Follow along at the provided picture, as we take you through the process of reading a food label.
- Don’t focus strictly on calories! Some foods which are higher in calories might also be high in nutrients (nuts, seeds, meats, avocados…)
- All food labels contain nutritional information per 100g, which is helpful when comparing different products, as serving sizes may vary among different brands.
- Look at how big a single serving is and think of how it compares to your usual serving. Is it higher or lower than what is stated on the packaging? (Hint: manufacturers usually lower the typical serving sizes in order to seem like the food is lower in calories.)
- Take a look at what is the rough ratio of Carbohydrates to Fat to Protein. On a regular day, aim for foods which are lower in Fat and moderate in Carbs and Protein. When it comes to Fat, aim for foods higher in Unsaturated Fat.
- Look at the amount of Sodium. Aim for foods low in Sodium. Too much Sodium leads to fluid retention in the body, which leads to increased blood pressure.

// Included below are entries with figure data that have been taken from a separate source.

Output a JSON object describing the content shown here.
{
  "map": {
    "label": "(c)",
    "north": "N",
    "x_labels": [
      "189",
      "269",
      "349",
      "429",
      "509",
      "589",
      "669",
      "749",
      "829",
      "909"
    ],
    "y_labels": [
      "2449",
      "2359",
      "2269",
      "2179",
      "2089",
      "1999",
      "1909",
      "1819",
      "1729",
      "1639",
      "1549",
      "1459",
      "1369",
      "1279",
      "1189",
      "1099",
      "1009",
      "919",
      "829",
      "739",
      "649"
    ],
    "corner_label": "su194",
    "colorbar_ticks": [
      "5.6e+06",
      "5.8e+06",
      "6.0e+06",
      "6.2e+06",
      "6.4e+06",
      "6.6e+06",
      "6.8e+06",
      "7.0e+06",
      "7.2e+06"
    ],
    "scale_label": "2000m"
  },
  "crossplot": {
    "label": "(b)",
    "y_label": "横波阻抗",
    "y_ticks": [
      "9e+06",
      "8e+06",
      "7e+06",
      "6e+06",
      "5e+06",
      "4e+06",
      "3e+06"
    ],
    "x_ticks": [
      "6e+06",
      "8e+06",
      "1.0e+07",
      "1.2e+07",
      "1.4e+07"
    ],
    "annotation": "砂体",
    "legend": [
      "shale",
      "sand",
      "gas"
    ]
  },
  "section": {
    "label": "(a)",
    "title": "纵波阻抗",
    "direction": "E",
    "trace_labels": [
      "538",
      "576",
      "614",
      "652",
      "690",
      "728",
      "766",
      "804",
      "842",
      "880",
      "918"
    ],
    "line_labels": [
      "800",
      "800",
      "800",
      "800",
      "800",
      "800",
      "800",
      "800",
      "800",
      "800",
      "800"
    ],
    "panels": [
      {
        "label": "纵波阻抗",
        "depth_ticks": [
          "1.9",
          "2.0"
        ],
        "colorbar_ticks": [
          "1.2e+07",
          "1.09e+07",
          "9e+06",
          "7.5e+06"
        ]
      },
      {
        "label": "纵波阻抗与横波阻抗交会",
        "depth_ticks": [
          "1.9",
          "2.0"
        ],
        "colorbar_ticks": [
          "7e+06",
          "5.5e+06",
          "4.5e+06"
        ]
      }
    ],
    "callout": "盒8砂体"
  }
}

- Look at the amount of Fibre. Aim for foods higher in Fibre! These foods will protect your arteries from the bad LDL cholesterol and keep you fuller for longer.
- Compare the values to the Reference Intake (RI) number, which is the average amounts of calories and nutrients people need. The value is pre-determined at 2000 calories/day for women and 2500 calories/day for men.
Ingredient lists are also located on the back of the packaging, alongside the nutritional label. They list out all the ingredients contained in that particular food.
It is possible to get the sense of whether a food is healthy or not so much at the initial glance at the ingredient list. Generally, the longer ingredient list, the more processed food.
You don’t have to literally read every single ingredient on the list, you should be able to get the idea after a quick look. It is great when the list contains mainly whole and natural ingredients. However, when the list contains mainly things you have never heard of before, it might not be the best choice.
Most abundant ingredients are listed first. Avoid foods which have added sugar, additives, and colorings too high on the list.
Various names for added sugar:
Agave nectar, barley malt, cane crystals, cane juice, cane sugar, corn sweetener, corn syrup, dehydrated cane juice, dextrin, dextrose, evaporated cane juice, fructose, fruit juice, fruit juice concentrate, glucose, golden syrup, invert syrup, malt syrup, maltol, maltose, mannose, maple syrup, molasses, palm sugar, panocha, raw sugar, refiner’s syrup, rice syrup, saccharose, sucrose, treacle.